そのため私は、「いくら健康器具の開発に携わっているとはいえ、寝具については新参者だ。参入する余地などないよ」と答えました。
しかし、彼は引き下がりませんでした。
「中素材については、自分に良いアイデアがある。船戸川さんは枕本体だけを考えてくれればいい」
さらに、こう続けました。
「今売られている枕を見ても、これだと思えるものがない。どうしても、あなたに何とかしてほしいんだ。頼むよ」
彼は大手靴下メーカーの社長で、繊維に関しては専門家でした。そこまで強く勧めるのには何か理由があるのだろうと思い、私はその話を引き受けることにしました。
そこから、骨格のバランスを崩さず、心地よく眠るための枕づくりが始まりました。
開発を始めてから2年後、寝返りをスムーズにする枕本体の試作品が、ついに完成しました。
この枕を、ギリシャ神話に登場する眠りと夢をつかさどる神の名にちなみ、「モーフィアス」と名づけました。
そして、これから中素材を決めようとしていた矢先、何とも残念な出来事が起こりました。
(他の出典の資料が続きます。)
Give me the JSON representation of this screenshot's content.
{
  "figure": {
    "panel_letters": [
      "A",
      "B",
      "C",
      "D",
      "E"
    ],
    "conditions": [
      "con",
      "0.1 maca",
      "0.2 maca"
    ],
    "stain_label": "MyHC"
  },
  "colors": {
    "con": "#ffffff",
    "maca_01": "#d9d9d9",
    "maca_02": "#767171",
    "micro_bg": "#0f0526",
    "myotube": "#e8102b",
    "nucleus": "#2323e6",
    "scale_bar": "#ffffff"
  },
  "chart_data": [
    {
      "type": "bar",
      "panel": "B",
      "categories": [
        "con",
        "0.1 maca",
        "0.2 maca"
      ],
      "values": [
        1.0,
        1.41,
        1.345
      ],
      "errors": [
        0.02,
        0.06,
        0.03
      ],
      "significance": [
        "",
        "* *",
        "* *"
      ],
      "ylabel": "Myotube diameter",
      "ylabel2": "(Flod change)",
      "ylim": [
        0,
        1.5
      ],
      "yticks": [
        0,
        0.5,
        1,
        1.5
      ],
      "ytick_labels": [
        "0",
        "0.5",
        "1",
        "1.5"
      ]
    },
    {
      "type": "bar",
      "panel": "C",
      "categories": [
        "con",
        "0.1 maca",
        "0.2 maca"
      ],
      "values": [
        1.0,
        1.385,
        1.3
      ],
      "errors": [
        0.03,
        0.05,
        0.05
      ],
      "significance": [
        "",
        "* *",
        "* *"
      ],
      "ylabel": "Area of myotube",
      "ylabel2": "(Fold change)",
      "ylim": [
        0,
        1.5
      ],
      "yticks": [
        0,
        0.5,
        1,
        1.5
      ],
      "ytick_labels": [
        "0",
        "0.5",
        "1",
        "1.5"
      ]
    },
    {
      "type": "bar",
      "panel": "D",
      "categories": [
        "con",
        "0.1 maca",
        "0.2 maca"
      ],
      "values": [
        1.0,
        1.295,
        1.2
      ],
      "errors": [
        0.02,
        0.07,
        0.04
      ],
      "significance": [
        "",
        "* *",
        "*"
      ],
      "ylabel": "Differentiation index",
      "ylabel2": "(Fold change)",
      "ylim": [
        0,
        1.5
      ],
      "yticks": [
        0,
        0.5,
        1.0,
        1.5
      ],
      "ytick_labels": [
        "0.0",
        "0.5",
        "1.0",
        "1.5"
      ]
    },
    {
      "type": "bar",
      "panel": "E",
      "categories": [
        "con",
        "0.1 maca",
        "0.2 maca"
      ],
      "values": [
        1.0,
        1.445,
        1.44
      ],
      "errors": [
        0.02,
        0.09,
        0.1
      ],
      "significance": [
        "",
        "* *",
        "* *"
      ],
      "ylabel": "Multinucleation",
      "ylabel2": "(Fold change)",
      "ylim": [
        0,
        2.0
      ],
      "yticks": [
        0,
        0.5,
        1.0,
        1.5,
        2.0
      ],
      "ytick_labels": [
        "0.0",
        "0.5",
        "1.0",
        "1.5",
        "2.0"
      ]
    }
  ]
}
枕づくりを勧めてくれた彼が、試作品を見ることなく、がんで急逝してしまったのです。
親友を亡くした寂しさが消えないまま、枕づくりを続けました。しかし、なかなか最適な中素材が見つかりませんでした。
1年が過ぎた頃、亡くなった彼のことを思いながら、パイプ素材をもう一度見直すことにしました。
試作すること30回。なかなか納得できるものが見つからず、約2トンものパイプが、製品にならないまま再生品となりました。
そして2006年、ようやく満足できるパイプ素材が完成し、ピローモーフィアスの商品化に成功しました。
その後も、日米特許を取得したモーフィアス枕シリーズとして、ねるぐ、ねるこ、ねるこzeroの開発と商品化を続けてきました。おかげさまで、枕は多くの方にご好評をいただいています。
テレビをはじめ、各方面から取材を受ける機会も増えました。
あのとき、私を枕づくりへ導いてくれた彼には、本当に感謝しています。
結局、彼にピローモーフィアスを一度も使ってもらえなかったことが、今でも悔やまれてなりません。
今頃は、天国で彼もきっと喜んでくれている。そう信じながら、これからも日々、研究開発に取り組んでまいります。